A guerra sem Guterres
A UE deveria estar ao lado de Guterres, afirmando que Israel, quando procura destituir o secretário-geral da ONU pelas suas palavras certeiras e corajosas, está a ultrapassar outra linha vermelha.
“É importante reconhecer também que os ataques do Hamas não aconteceram num vácuo. O povo palestiniano foi submetido a 56 anos de ocupação sufocante. Viram as suas terras progressivamente devoradas por colonatos e assolados pela violência. A sua economia está asfixiada, a sua população deslocada e as suas casas demolidas. As suas esperanças para a sua situação têm vindo a desaparecer. Mas as queixas do povo palestiniano não podem justificar os terríveis ataques do Hamas, e esses terríveis ataques não podem justificar a punição coletiva do povo palestiniano.”
Este é o excerto decisivo que levou o embaixador israelita nas Nações Unidas e o seu país a exigirem a demissão imediata de António Guterres. De forma naturalmente deturpada, acusaram-no ainda de ter demonstrado compaixão para com o grupo terrorista. Acontece que o secretário-geral das Nações Unidas reforçou de forma clara nesta declaração que nada justificava os ataques do Hamas.
Saber separar o ataque hediondo, cobarde e sem perdão do dia 7 de outubro de quem, em resposta, bombardeia indiscriminadamente a Faixa de Gaza há 16 dias, ininterruptamente, é crucial. O direito de desmantelar e destruir a organização terrorista do Hamas é mais do que legítimo, mas não pode ser exercido à custa de tantas vidas inocentes, sobretudo quando não se vislumbra um enfraquecimento da organização terrorista por esta via nem mais libertações de reféns. Não são só as Nações Unidas e o papel humanitário da mesma que Guterres vem exigir que sejam, naturalmente, tidos em conta. Ao considerar, isoladamente, os ataques do Hamas inadmissíveis, prejudiciais para o próprio povo palestiniano, explica que existe todo um contexto anterior aos mesmos que não pode ser ignorado.
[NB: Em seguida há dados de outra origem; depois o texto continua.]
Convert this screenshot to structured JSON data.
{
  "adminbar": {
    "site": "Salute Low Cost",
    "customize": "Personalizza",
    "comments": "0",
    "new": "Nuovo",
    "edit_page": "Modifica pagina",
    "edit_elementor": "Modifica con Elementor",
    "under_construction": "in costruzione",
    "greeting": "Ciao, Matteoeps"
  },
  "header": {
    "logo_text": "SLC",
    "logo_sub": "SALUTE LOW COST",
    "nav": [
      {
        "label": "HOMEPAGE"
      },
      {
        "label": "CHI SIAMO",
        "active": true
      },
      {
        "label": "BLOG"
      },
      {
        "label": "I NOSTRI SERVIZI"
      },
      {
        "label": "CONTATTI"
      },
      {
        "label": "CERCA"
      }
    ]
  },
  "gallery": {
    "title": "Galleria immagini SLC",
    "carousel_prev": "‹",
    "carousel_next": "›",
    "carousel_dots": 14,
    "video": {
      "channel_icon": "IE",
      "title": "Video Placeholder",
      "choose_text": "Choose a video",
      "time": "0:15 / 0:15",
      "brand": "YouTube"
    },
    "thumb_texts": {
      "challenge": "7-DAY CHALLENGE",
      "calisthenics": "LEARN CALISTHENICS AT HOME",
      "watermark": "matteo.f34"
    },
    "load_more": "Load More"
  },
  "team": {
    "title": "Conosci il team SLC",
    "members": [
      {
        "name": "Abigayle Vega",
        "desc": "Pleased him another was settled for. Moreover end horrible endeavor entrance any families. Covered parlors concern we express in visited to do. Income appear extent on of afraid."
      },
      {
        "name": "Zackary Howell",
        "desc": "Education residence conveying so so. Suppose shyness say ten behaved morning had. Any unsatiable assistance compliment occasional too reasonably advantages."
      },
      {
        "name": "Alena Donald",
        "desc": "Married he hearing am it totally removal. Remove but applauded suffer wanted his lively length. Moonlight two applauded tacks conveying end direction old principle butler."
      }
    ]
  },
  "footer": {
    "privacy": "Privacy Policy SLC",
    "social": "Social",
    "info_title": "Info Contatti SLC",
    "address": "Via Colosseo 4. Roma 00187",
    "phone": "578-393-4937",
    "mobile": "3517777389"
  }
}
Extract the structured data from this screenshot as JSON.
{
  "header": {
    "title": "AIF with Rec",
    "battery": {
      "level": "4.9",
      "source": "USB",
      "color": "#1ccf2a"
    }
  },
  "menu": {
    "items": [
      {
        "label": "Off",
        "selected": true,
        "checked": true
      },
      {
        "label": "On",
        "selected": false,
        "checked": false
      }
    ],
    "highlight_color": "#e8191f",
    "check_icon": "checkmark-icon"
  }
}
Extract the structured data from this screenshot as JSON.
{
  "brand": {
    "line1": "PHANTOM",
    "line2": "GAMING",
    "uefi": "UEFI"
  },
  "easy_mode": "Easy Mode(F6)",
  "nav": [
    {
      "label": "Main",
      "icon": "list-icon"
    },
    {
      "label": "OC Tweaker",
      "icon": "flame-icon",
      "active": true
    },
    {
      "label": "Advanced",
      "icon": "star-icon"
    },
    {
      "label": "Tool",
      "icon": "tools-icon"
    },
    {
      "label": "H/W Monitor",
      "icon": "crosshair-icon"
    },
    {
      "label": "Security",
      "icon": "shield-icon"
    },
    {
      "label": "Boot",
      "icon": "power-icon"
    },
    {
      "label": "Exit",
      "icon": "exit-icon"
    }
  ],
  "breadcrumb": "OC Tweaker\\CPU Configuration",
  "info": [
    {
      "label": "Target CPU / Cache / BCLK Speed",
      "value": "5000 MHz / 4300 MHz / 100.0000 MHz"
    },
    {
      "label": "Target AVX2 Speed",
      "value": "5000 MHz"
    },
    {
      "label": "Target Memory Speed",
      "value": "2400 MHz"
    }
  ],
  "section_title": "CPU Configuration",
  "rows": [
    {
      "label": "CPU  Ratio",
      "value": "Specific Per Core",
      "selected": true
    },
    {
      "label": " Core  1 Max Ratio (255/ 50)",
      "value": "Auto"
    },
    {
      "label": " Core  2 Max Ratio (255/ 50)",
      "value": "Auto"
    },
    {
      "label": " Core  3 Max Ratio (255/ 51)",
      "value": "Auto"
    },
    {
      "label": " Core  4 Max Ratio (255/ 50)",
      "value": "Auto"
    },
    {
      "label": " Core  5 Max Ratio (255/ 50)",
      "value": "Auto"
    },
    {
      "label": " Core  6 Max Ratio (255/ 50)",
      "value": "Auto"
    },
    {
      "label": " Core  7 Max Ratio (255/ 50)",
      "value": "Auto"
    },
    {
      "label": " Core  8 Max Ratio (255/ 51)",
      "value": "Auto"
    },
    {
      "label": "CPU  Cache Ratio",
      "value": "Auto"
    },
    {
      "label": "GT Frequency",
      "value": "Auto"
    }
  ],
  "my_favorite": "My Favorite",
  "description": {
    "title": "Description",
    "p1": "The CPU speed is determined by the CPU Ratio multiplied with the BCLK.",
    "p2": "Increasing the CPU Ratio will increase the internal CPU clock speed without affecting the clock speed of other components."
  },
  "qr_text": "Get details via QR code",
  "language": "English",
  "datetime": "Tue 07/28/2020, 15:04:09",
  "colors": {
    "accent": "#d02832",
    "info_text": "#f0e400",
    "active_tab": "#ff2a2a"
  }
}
Existe todo um contexto que importa.
Bem sei que nestes dias em que assistimos, por um lado, ao ressurgimento de um sinistro e perigoso antissemitismo na Europa e, por outro, a uma relativização dos ataques do Hamas, é difícil afirmar as nuances da realidade sem que elas acabem por servir como escudo aos polarizadores de um e do outro extremo.
Para isso, basta ver como reagem todos os que continuam a ignorar que o governo extremista de Netanyahu é, há muito, um dos grandes catalisadores da desumanização e um dos obstáculos à paz na região. Em nome da sua sobrevivência política, ele e os seus governos fizeram tudo o que puderam para tornar o Estado Palestiniano inviável. A oposição israelita, que tanto terreno ganhou nos últimos meses, afirmava-se como a única solução para este conflito de décadas.
Um conflito que se intensificou pelo exercício continuado de políticas pró-fascistas da extrema-direita no poder em Israel. Sempre à margem da tal maioria de judeus que sabem que só com o respeito de ambos os lados haverá paz.
Um entendimento que as lideranças europeias não têm expressado de forma suficientemente audível. Nos últimos anos não fizeram o necessário para obrigar o governo israelita a aceitar a solução de dois Estados e, no day after do ataque a Israel a Gaza não soube segurar nas mãos duas ideias que nem opostas são: condenar em toda a linha o terrível ataque do Hamas, reconhecendo o direito de resposta de Israel em conformidade com os limites do direito internacional; colocar o contexto e a situação insustentável em que a Palestina e os palestinianos se encontram há um tempo sem fim em cima da mesa.
Deviam tê-lo feito não só em nome dos valores que a União Europeia apregoa, mas também em nome da sua própria segurança e por este ser o único caminho viável para sair deste conflito.
Muitos preferiam um Guterres de discurso vazio e que a ONU mantivesse a insignificância, que perdura há décadas, da sua palavra sobre estas questões. Algo contra o qual Guterres tem lutado, e nas situações mais difíceis. A Europa deveria estar ao seu lado, afirmando que Israel, quando, com a sua política de cancelamentos, procura destituir o secretário-geral da ONU pelas suas palavras certeiras e corajosas, está a ultrapassar outra linha vermelha.
Naturalmente que nada disto é expectável numa União Europeia que se tem mostrado completamente inoperante e politicamente errática neste conflito. Resta o que resta: a noção de que a guerra não contaria a história completa sem a palavra de um líder mundial como Guterres. Olhar para o presente sem a noção histórica e o contexto não é apenas uma meia-verdade. É uma mentira.